Исходя из концепции М.М. Бахтина, индивидуальный опыт и смысловая деятельность понимаются историками в контексте межличностных и межгруппо-вых отношений внутри данного исторического социума с характерной для него «полифонией» в виде набора «конкурентных общностей», каждая из которых
задает индивиду программу поведения в тех или иных обстоятельствах (см. [3, с. 251]).
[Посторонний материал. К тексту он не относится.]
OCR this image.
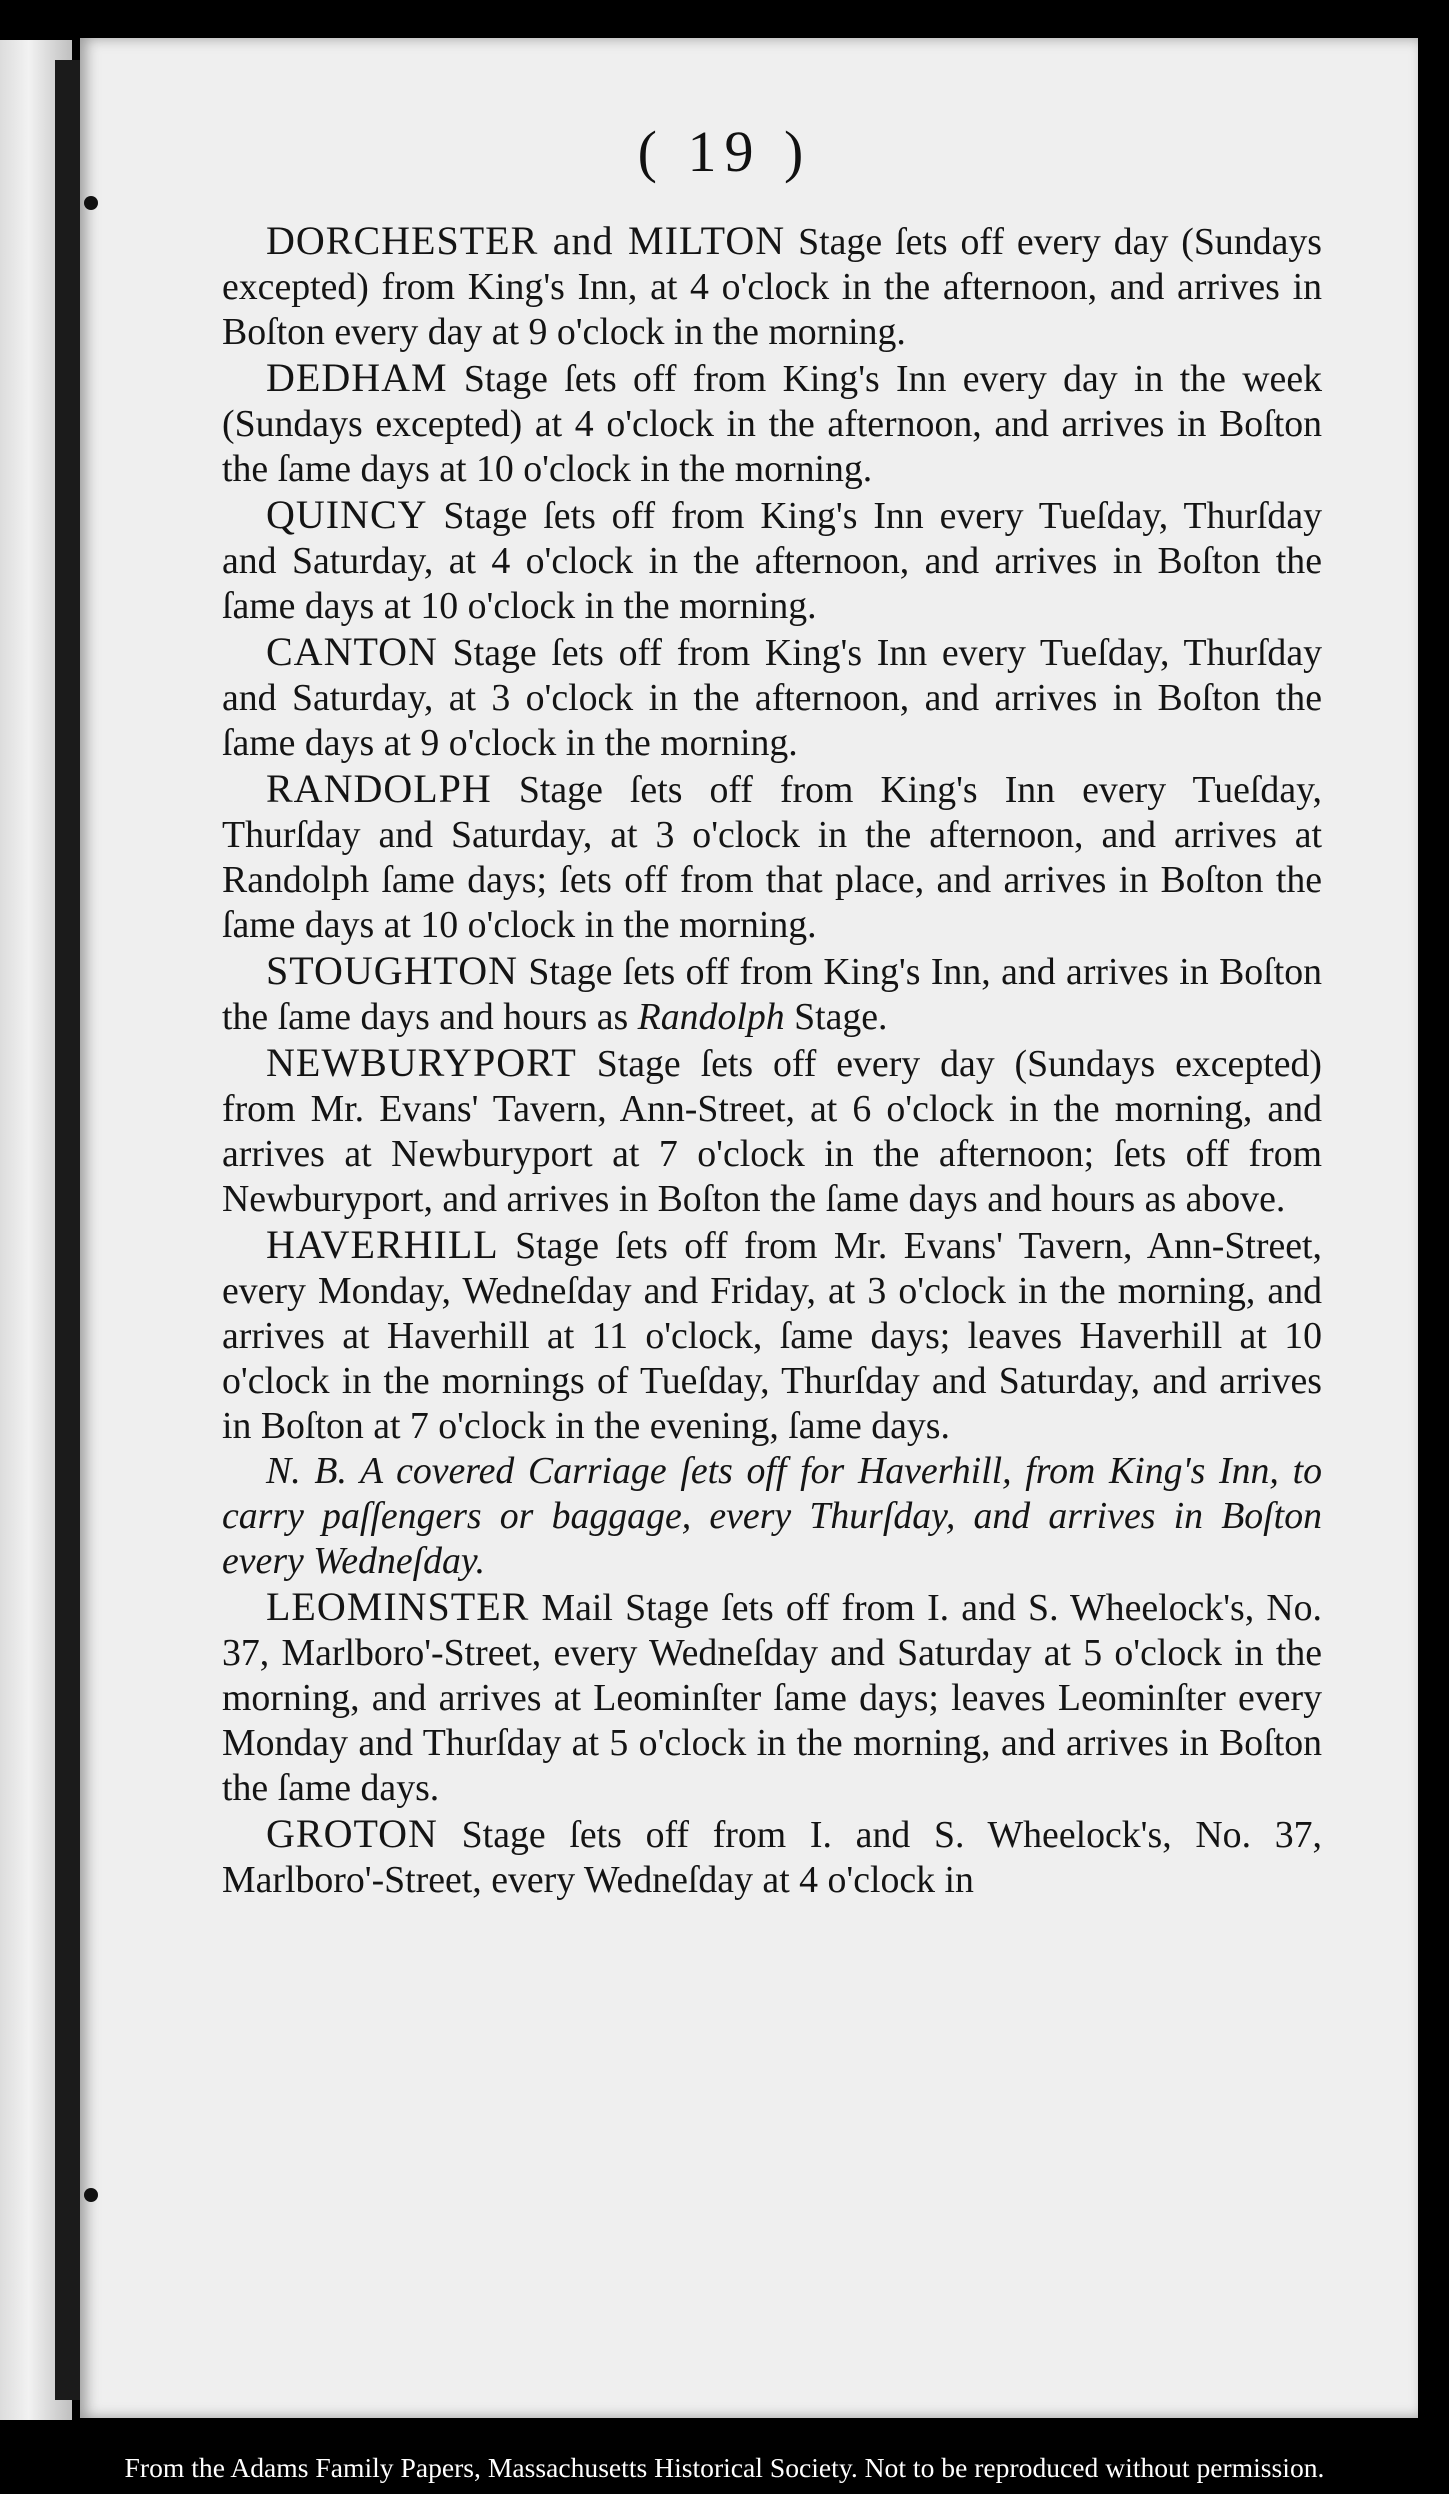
( 19 )

DORCHESTER and MILTON Stage ſets off every day (Sundays excepted) from King's Inn, at 4 o'clock in the afternoon, and arrives in Boſton every day at 9 o'clock in the morning.

DEDHAM Stage ſets off from King's Inn every day in the week (Sundays excepted) at 4 o'clock in the afternoon, and arrives in Boſton the ſame days at 10 o'clock in the morning.

QUINCY Stage ſets off from King's Inn every Tueſday, Thurſday and Saturday, at 4 o'clock in the afternoon, and arrives in Boſton the ſame days at 10 o'clock in the morning.

CANTON Stage ſets off from King's Inn every Tueſday, Thurſday and Saturday, at 3 o'clock in the afternoon, and arrives in Boſton the ſame days at 9 o'clock in the morning.

RANDOLPH Stage ſets off from King's Inn every Tueſday, Thurſday and Saturday, at 3 o'clock in the afternoon, and arrives at Randolph ſame days; ſets off from that place, and arrives in Boſton the ſame days at 10 o'clock in the morning.

STOUGHTON Stage ſets off from King's Inn, and arrives in Boſton the ſame days and hours as Randolph Stage.

NEWBURYPORT Stage ſets off every day (Sundays excepted) from Mr. Evans' Tavern, Ann-Street, at 6 o'clock in the morning, and arrives at Newburyport at 7 o'clock in the afternoon; ſets off from Newburyport, and arrives in Boſton the ſame days and hours as above.

HAVERHILL Stage ſets off from Mr. Evans' Tavern, Ann-Street, every Monday, Wedneſday and Friday, at 3 o'clock in the morning, and arrives at Haverhill at 11 o'clock, ſame days; leaves Haverhill at 10 o'clock in the mornings of Tueſday, Thurſday and Saturday, and arrives in Boſton at 7 o'clock in the evening, ſame days.

N. B. A covered Carriage ſets off for Haverhill, from King's Inn, to carry paſſengers or baggage, every Thurſday, and arrives in Boſton every Wedneſday.

LEOMINSTER Mail Stage ſets off from I. and S. Wheelock's, No. 37, Marlboro'-Street, every Wedneſday and Saturday at 5 o'clock in the morning, and arrives at Leominſter ſame days; leaves Leominſter every Monday and Thurſday at 5 o'clock in the morning, and arrives in Boſton the ſame days.

GROTON Stage ſets off from I. and S. Wheelock's, No. 37, Marlboro'-Street, every Wedneſday at 4 o'clock in

From the Adams Family Papers, Massachusetts Historical Society. Not to be reproduced without permission.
Модель уникального процесса культурного взаимодействия «варварства» и «цивилизации» представляет собой Франкское королевство второй половины VI в. Масштабов подобного сближения и самопознания варварства и цивилизации история не знала ни до, ни после, хотя миграционные процессы и взаимодействия были характерны и для других эпох. По мнению одного из крупнейших современных специалистов в области позднеантичной истории и культуры Питера Брауна, в это время в паре «варвары - римляне» произошла имплозия1, в результате которой начали формироваться новые культурные и социальные сущности (см. [4, с. 39]).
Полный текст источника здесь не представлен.